The girl rose, fixing her eyes on him. "If you don't mind,
can I feel your face?" she said, her voice hesitant. "This is how I tell
how people look."
"All right," he replied apprehensively, unsure of what
to expect. She lowered her head a little as she came towards him, and her
cool, slim fingers passed over his face. "I can tell a lot about people by
their faces," she said.
"Aha," said Zed, a trifle anxiously. He almost feared
she could tell he was a demon from his face, and found himself wishing he
hadn't consented.
"You're a very handsome man," said the blind girl, her
fingers leaving his face. Zed brightened considerably at this positive conclusion
of the experiment. "I am," he said, and saw that she was smiling again in
that strange, half-rueful way of hers. Suddenly he found himself almost blushing
and wished he had bitten his tongue on that one. He always had that trouble,
of speaking things he shouldn't have. He felt the blind girl's hand on his
shoulder, and found her other hand extended towards him. "Thank you again,"

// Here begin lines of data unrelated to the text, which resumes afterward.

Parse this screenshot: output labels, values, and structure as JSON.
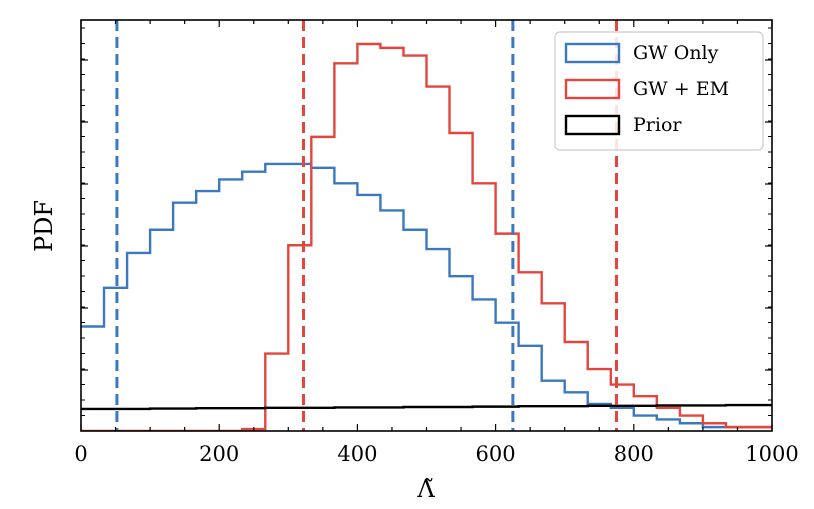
{
  "chart_data": {
    "type": "histogram",
    "xlabel": "Λ̃",
    "ylabel": "PDF",
    "xlim": [
      0,
      1000
    ],
    "ylim": [
      0,
      1.0
    ],
    "xticks": [
      0,
      200,
      400,
      600,
      800,
      1000
    ],
    "xtick_labels": [
      "0",
      "200",
      "400",
      "600",
      "800",
      "1000"
    ],
    "yticks_minor_only": true,
    "bin_edges": [
      0,
      33.3,
      66.7,
      100,
      133.3,
      166.7,
      200,
      233.3,
      266.7,
      300,
      333.3,
      366.7,
      400,
      433.3,
      466.7,
      500,
      533.3,
      566.7,
      600,
      633.3,
      666.7,
      700,
      733.3,
      766.7,
      800,
      833.3,
      866.7,
      900,
      933.3,
      966.7,
      1000
    ],
    "series": [
      {
        "name": "GW Only",
        "color": "#3a78c0",
        "values": [
          0.27,
          0.37,
          0.46,
          0.52,
          0.59,
          0.62,
          0.65,
          0.67,
          0.69,
          0.69,
          0.68,
          0.64,
          0.61,
          0.57,
          0.52,
          0.47,
          0.4,
          0.34,
          0.28,
          0.22,
          0.13,
          0.1,
          0.07,
          0.06,
          0.04,
          0.03,
          0.02,
          0.01,
          0.01,
          0.01
        ]
      },
      {
        "name": "GW + EM",
        "color": "#e2463d",
        "values": [
          0.0,
          0.0,
          0.0,
          0.0,
          0.0,
          0.0,
          0.0,
          0.005,
          0.2,
          0.48,
          0.76,
          0.95,
          1.0,
          0.99,
          0.97,
          0.89,
          0.77,
          0.64,
          0.51,
          0.41,
          0.33,
          0.23,
          0.16,
          0.12,
          0.09,
          0.06,
          0.04,
          0.02,
          0.01,
          0.01
        ]
      },
      {
        "name": "Prior",
        "color": "#000000",
        "values": [
          0.057,
          0.057,
          0.057,
          0.058,
          0.058,
          0.059,
          0.059,
          0.059,
          0.06,
          0.06,
          0.06,
          0.061,
          0.061,
          0.061,
          0.062,
          0.062,
          0.062,
          0.063,
          0.063,
          0.064,
          0.064,
          0.064,
          0.065,
          0.065,
          0.065,
          0.066,
          0.066,
          0.066,
          0.067,
          0.067
        ]
      }
    ],
    "vlines": [
      {
        "x": 52,
        "color": "#3a78c0",
        "series": "GW Only"
      },
      {
        "x": 625,
        "color": "#3a78c0",
        "series": "GW Only"
      },
      {
        "x": 322,
        "color": "#e2463d",
        "series": "GW + EM"
      },
      {
        "x": 775,
        "color": "#e2463d",
        "series": "GW + EM"
      }
    ],
    "legend": {
      "position": "top-right",
      "entries": [
        "GW Only",
        "GW + EM",
        "Prior"
      ]
    }
  }
}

she said. "I am sure we will be friends."
Zed shook her hand briefly. "You didn't tell me your name,"
he said suddenly, sensing this would be the appropriate human way to end
the introduction. But the girl merely turned around. "My name... it doesn't
matter, for now," she said. "Wait here please; I will bring something to
eat. I haven't much, but I hope it will suffice."
She vanished through the door, leaving Zed with a vague
feeling of having made some sort of a mistake.